Although some export transactions occurred this week, overall activity was limited. A 500-tonne cargo of UAE-origin HMS was concluded at $420/tonne CFR Qasim, while 750 tonnes of German-origin shredded scrap changed hands at $430/tonne CFR Qasim. Meanwhile, new offers for UAE-origin processed scrap stood at $435/tonne CFR Qasim for a 750-tonne cargo with a 21-day shipping period.

A scrap trader based in the UAE noted that the export market had nearly come to a standstill, with volumes originally destined for overseas now being absorbed domestically, which helped balance the market. Market participants pointed out that domestic consumers continued to procure raw materials regularly, helping absorb the additional volumes that would otherwise have flowed to export markets. Consequently, scrap prices remained supported despite ongoing uncertainties in regional shipping routes and logistics. Delivery prices (DAP Abu Dhabi), excluding 5% VAT, based on one-week payment terms, were assessed as follows: LMS at 700-740 dirhams/tonne ($191-202/tonne), HMS (80:20) at 900-920 dirhams/tonne ($245-251/tonne), and HMS Super at 950-970 dirhams/tonne ($259-264/tonne).

Processed grades continued to command a premium, with HMS sheared scrap at 1,000-1,005 dirhams/tonne ($272-274/tonne), HMS shredded scrap at 1,010-1,020 dirhams/tonne ($275-278/tonne), and PNS processed scrap at 1,040-1,050 dirhams/tonne ($283-286/tonne). Processed scrap was assessed at DAP Abu Dhabi 1,050-1,070 dirhams/tonne ($286-292/tonne).

EMSTEEL expands use of ES600 in construction sector. Supportive construction activity continued to boost UAE steel demand, with the company extending the use of ES600 high-strength rebar to residential, infrastructure, and mixed-use projects, confirming supply volumes exceeding 200,000 tonnes. According to the company, ES600 reduces steel consumption by 18-24% compared to standard rebar grades, lowers transportation requirements by approximately 15%, and cuts CO2 emissions by about 390 kg/tonne. Saeed Ghumran Al Remeithi, CEO of EMSTEEL, stated that the product supports the UAE's transition toward high-value-added manufacturing and advanced engineering solutions.
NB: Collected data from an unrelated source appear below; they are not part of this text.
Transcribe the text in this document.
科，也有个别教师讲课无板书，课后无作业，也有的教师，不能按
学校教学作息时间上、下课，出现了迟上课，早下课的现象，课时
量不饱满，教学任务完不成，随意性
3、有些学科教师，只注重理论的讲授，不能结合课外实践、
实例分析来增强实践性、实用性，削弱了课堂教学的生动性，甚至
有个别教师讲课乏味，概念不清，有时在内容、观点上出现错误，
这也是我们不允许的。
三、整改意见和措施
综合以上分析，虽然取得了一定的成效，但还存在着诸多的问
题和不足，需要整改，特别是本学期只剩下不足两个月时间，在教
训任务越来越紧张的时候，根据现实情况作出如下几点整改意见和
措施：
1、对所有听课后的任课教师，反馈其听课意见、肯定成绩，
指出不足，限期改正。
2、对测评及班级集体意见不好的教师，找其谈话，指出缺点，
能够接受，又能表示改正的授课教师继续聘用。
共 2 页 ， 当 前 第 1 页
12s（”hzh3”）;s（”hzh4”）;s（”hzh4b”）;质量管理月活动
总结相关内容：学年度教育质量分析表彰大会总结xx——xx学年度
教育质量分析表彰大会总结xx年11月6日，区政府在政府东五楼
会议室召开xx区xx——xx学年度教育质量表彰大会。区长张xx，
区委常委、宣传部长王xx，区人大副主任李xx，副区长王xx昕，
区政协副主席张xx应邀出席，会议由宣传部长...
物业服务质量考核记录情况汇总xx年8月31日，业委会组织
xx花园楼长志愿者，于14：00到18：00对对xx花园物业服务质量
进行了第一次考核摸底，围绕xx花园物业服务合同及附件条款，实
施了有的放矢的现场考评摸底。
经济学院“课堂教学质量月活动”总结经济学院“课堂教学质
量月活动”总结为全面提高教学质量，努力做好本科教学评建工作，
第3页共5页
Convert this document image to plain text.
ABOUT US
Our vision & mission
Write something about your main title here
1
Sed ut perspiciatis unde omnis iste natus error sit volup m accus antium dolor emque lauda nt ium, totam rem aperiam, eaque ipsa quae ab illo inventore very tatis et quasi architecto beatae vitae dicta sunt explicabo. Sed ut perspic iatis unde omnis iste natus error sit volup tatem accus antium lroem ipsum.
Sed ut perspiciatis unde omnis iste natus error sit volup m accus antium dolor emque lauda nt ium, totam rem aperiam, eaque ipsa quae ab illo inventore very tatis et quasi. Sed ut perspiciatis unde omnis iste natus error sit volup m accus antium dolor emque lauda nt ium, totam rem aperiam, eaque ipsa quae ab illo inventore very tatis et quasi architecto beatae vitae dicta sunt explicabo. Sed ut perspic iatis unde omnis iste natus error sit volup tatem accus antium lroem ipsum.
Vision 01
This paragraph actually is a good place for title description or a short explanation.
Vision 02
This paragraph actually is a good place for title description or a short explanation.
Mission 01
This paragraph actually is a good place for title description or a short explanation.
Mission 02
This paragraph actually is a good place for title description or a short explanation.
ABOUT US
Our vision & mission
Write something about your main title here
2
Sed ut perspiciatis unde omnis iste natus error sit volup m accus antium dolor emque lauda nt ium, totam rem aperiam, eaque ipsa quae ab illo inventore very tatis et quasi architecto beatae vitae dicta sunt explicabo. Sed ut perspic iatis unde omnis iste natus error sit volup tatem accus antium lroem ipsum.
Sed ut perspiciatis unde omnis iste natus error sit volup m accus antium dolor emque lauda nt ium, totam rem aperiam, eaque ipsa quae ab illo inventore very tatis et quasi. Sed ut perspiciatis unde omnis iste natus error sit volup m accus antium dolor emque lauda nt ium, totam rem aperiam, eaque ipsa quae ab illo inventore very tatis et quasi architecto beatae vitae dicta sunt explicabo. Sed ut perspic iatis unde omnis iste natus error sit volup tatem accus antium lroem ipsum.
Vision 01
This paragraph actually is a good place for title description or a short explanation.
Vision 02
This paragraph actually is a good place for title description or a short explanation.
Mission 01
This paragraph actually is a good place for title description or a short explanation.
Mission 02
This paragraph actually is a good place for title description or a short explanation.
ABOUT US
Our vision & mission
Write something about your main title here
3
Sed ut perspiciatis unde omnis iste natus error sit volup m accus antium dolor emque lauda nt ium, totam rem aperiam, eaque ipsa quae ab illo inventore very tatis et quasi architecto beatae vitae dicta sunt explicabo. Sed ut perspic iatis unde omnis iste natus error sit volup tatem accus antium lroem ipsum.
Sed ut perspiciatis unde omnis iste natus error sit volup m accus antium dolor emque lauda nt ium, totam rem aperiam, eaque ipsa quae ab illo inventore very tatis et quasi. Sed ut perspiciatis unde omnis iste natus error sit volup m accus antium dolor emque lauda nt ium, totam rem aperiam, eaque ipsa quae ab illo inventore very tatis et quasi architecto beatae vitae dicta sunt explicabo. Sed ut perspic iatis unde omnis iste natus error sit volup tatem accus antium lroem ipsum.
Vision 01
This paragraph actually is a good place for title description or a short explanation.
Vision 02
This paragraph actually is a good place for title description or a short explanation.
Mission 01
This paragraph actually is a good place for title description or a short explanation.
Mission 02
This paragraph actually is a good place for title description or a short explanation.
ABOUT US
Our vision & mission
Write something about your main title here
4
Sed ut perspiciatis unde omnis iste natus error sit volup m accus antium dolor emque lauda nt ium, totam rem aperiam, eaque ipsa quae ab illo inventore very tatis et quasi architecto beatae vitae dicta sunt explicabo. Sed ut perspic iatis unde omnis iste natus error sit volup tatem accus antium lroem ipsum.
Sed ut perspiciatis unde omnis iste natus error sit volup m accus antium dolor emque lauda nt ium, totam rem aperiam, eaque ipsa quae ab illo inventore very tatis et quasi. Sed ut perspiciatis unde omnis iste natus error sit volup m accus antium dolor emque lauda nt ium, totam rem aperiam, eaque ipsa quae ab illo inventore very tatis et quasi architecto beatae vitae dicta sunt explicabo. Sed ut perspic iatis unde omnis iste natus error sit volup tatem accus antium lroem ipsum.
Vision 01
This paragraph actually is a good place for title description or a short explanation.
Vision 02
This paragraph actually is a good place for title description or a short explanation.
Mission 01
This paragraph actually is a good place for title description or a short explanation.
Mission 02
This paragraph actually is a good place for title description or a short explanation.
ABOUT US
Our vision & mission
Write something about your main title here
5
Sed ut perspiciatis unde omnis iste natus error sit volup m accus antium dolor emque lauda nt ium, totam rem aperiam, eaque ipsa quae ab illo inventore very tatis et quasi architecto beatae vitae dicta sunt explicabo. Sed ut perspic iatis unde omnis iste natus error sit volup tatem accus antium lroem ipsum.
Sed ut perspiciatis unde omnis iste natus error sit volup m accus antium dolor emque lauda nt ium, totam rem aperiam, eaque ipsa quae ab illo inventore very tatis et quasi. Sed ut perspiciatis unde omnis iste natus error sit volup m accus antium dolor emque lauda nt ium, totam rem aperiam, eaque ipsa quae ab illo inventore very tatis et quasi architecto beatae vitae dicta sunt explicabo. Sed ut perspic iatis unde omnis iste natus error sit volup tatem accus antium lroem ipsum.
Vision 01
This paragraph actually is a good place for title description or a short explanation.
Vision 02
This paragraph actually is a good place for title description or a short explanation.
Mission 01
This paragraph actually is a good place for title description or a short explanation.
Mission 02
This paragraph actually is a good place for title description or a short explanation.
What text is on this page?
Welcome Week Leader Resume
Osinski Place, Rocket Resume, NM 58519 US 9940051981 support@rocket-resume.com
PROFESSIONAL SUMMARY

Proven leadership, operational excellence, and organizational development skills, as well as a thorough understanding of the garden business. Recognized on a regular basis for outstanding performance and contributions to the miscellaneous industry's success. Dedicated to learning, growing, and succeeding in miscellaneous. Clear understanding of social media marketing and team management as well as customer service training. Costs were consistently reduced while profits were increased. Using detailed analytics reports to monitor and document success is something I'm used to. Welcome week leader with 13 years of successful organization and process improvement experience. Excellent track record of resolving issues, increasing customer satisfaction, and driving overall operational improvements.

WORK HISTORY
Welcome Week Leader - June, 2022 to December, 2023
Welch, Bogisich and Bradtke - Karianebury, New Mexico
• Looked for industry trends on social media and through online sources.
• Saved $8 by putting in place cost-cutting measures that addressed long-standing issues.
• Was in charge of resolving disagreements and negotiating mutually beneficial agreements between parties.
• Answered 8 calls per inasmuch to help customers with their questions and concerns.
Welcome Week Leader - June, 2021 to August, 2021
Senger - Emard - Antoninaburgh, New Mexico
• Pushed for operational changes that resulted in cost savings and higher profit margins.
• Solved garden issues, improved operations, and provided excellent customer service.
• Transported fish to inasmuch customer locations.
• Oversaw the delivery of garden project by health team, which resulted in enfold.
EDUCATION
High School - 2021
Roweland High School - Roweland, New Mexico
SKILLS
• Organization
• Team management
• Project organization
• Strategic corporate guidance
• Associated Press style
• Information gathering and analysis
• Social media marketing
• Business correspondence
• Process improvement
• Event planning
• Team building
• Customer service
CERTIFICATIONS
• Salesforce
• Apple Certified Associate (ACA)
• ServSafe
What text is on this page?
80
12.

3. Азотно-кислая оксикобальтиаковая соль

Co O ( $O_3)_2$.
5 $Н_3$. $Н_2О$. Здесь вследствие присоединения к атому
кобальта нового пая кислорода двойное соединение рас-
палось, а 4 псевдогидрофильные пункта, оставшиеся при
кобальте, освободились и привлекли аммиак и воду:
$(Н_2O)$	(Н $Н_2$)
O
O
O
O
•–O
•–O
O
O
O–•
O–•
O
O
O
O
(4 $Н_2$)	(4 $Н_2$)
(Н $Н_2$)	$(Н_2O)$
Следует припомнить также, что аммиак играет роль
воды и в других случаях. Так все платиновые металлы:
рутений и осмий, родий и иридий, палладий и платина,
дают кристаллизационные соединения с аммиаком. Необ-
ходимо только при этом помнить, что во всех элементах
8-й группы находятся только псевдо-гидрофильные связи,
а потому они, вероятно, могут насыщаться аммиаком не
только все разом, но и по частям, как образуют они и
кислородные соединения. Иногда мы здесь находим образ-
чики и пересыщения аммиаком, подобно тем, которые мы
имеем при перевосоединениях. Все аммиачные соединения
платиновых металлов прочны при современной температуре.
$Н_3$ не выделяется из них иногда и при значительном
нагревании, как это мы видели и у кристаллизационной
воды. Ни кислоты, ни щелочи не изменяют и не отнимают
UAE-Oman logistics integration gains momentum. The UAE and Oman are strengthening logistics connectivity through new freight incentives. Authorities in Sharjah have exempted toll fees for trucks arriving from Oman via the Khatmat Malaha and Al Madam border crossings, aiming to reduce transportation costs and improve cargo movement efficiency. Given Khatmat Malaha's proximity to Sohar Port—a key regional hub for steel, metals, and raw materials—this move is significant for the steel industry. However, market participants noted that Omani producers still prioritize meeting domestic demand before allocating volumes to export markets. An Oman-based market participant stated that domestic demand is the priority, with local customers being the primary focus.

In the coming weeks, UAE scrap prices are expected to face pressure, but balanced domestic supply-demand fundamentals and improved local scrap availability following weaker export activity will provide support. Construction-led steel demand and ongoing infrastructure projects are likely to sustain scrap consumption, as market participants continue to monitor developments in regional logistics and trade flows.